Two vendors will be chosen for the Justice Unified Telecommunications Network.
ORLANDO, Fla. - Justice Department officials expect to award a contract in two to three weeks to a primary vendor for a unified telecommunications network, followed a couple weeks later with an award to a secondary contractor.
The two-vendor approach is meant to ensure that the Justice Unified Telecommunications Network (JUTNet), a data, voice and image network, has strong backup, Justice Department chief information officer Vance Hitch said today.
Plans for JUTNet began last summer when officials examined how to replace the existing network infrastructure, the Justice Consolidation Network. Hitch described JCN as nothing more than a buying vehicle for the components within the department to purchase telecommunication network services. Yet only half of the department's network dollars was going through JCN, and the department used seven other contract vehicles, he said. The department had network redundancies and was not taking advantage of the technology with JCN.
The department needed "a network that would not only be unified but also have built into it the security we would need," Hitch said, speaking today on a panel at the Information Processing Interagency Conference sponsored by the Government Information Technology Executive Council. "I wanted to make sure we would have something that would stand the test of time."
Hitch said JUTNet is a managed services contract, allowing the department to take advantage of the industry's capabilities and target the network to a service-level agreement.

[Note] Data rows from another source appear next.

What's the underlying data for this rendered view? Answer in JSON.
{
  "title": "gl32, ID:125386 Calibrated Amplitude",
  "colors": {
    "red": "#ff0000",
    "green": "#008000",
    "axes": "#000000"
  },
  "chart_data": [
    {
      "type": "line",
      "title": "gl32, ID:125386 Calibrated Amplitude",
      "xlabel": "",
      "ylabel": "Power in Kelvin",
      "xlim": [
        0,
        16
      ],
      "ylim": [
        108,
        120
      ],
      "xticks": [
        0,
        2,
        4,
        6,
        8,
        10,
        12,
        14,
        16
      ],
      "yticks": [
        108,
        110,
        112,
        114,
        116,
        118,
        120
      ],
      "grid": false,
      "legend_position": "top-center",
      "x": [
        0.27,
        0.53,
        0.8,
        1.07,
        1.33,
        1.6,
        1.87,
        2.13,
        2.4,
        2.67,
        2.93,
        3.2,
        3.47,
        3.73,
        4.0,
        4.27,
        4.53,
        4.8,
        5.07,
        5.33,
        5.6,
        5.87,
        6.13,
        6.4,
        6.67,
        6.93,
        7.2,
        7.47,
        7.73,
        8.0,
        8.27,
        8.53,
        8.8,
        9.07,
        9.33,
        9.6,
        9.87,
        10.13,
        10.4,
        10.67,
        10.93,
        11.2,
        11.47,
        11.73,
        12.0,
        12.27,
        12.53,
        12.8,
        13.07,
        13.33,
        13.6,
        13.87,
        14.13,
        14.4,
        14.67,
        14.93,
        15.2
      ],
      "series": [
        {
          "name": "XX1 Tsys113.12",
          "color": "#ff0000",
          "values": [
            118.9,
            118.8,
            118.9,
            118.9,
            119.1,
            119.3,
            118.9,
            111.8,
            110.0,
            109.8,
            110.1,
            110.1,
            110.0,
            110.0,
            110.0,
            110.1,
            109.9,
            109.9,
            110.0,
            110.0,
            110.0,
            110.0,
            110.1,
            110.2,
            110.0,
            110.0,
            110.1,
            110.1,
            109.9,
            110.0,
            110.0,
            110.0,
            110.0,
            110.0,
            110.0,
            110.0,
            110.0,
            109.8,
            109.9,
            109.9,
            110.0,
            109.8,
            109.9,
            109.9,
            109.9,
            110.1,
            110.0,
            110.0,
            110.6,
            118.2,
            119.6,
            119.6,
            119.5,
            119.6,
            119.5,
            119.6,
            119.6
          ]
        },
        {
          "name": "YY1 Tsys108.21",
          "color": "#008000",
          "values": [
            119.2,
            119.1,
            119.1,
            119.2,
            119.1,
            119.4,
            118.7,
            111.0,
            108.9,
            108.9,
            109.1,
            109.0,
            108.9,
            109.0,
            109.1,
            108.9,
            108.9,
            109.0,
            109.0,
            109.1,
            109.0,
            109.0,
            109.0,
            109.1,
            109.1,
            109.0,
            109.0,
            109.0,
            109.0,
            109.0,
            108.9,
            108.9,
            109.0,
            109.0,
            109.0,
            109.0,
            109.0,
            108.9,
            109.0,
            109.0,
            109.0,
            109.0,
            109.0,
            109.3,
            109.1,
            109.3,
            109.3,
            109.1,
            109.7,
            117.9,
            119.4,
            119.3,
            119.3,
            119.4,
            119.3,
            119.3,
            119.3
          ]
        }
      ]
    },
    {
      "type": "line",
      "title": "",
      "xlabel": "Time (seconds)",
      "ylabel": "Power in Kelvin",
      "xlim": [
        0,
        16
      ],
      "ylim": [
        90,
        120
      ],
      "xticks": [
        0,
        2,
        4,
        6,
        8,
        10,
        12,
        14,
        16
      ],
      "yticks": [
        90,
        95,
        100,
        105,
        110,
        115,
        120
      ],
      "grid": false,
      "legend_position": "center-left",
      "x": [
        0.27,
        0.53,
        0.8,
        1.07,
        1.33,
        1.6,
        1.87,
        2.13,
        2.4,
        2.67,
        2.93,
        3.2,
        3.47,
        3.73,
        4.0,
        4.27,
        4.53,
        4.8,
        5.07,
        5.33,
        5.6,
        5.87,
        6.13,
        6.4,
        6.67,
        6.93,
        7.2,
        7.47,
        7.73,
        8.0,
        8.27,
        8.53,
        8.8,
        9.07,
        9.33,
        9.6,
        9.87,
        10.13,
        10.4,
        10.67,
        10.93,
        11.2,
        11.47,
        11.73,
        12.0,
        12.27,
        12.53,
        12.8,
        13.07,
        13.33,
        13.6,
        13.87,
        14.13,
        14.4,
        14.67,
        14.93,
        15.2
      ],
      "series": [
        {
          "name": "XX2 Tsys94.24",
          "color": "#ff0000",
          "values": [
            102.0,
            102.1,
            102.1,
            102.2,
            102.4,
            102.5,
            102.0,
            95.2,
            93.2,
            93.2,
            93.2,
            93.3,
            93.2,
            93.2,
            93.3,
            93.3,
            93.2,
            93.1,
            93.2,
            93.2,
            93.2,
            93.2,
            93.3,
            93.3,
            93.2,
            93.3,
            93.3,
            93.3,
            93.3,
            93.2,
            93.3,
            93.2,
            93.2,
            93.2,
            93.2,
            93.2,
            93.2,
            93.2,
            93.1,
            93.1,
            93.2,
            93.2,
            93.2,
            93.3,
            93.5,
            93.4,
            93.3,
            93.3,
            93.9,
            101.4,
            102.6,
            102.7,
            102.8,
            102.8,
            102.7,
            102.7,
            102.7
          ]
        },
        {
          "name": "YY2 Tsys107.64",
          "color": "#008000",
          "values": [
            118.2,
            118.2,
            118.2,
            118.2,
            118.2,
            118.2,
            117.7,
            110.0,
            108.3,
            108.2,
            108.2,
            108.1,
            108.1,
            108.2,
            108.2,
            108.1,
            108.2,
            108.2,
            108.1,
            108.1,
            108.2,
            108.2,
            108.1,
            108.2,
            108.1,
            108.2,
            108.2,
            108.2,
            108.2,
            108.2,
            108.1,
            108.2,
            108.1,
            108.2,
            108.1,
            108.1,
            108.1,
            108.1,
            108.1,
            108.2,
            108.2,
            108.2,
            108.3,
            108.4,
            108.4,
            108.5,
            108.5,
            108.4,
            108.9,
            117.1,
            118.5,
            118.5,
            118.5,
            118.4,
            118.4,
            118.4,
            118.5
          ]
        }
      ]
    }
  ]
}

"I think there are real savings here to be made for the department," Hitch said. "This is a program that should pay for itself."
Hitch and fellow panel member Defense Information Systems Agency Director Lt. Gen. Harry Raduege agreed the network is the foundation for an entire enterprise.
"It is the core for everything we do in the military for effectiveness of operations, speed of operations and efficiency of operations," Raduege said.
Raduege said the Defense Department is seeing a revolution in network operations, and with DOD utilizing the network as a weapons system, officials need clear lines of command and control. With that comes the need to train the people managing the network, resulting in the emergence of network operators.
"This is new terminology for the military, but it's starting to evolve," he said.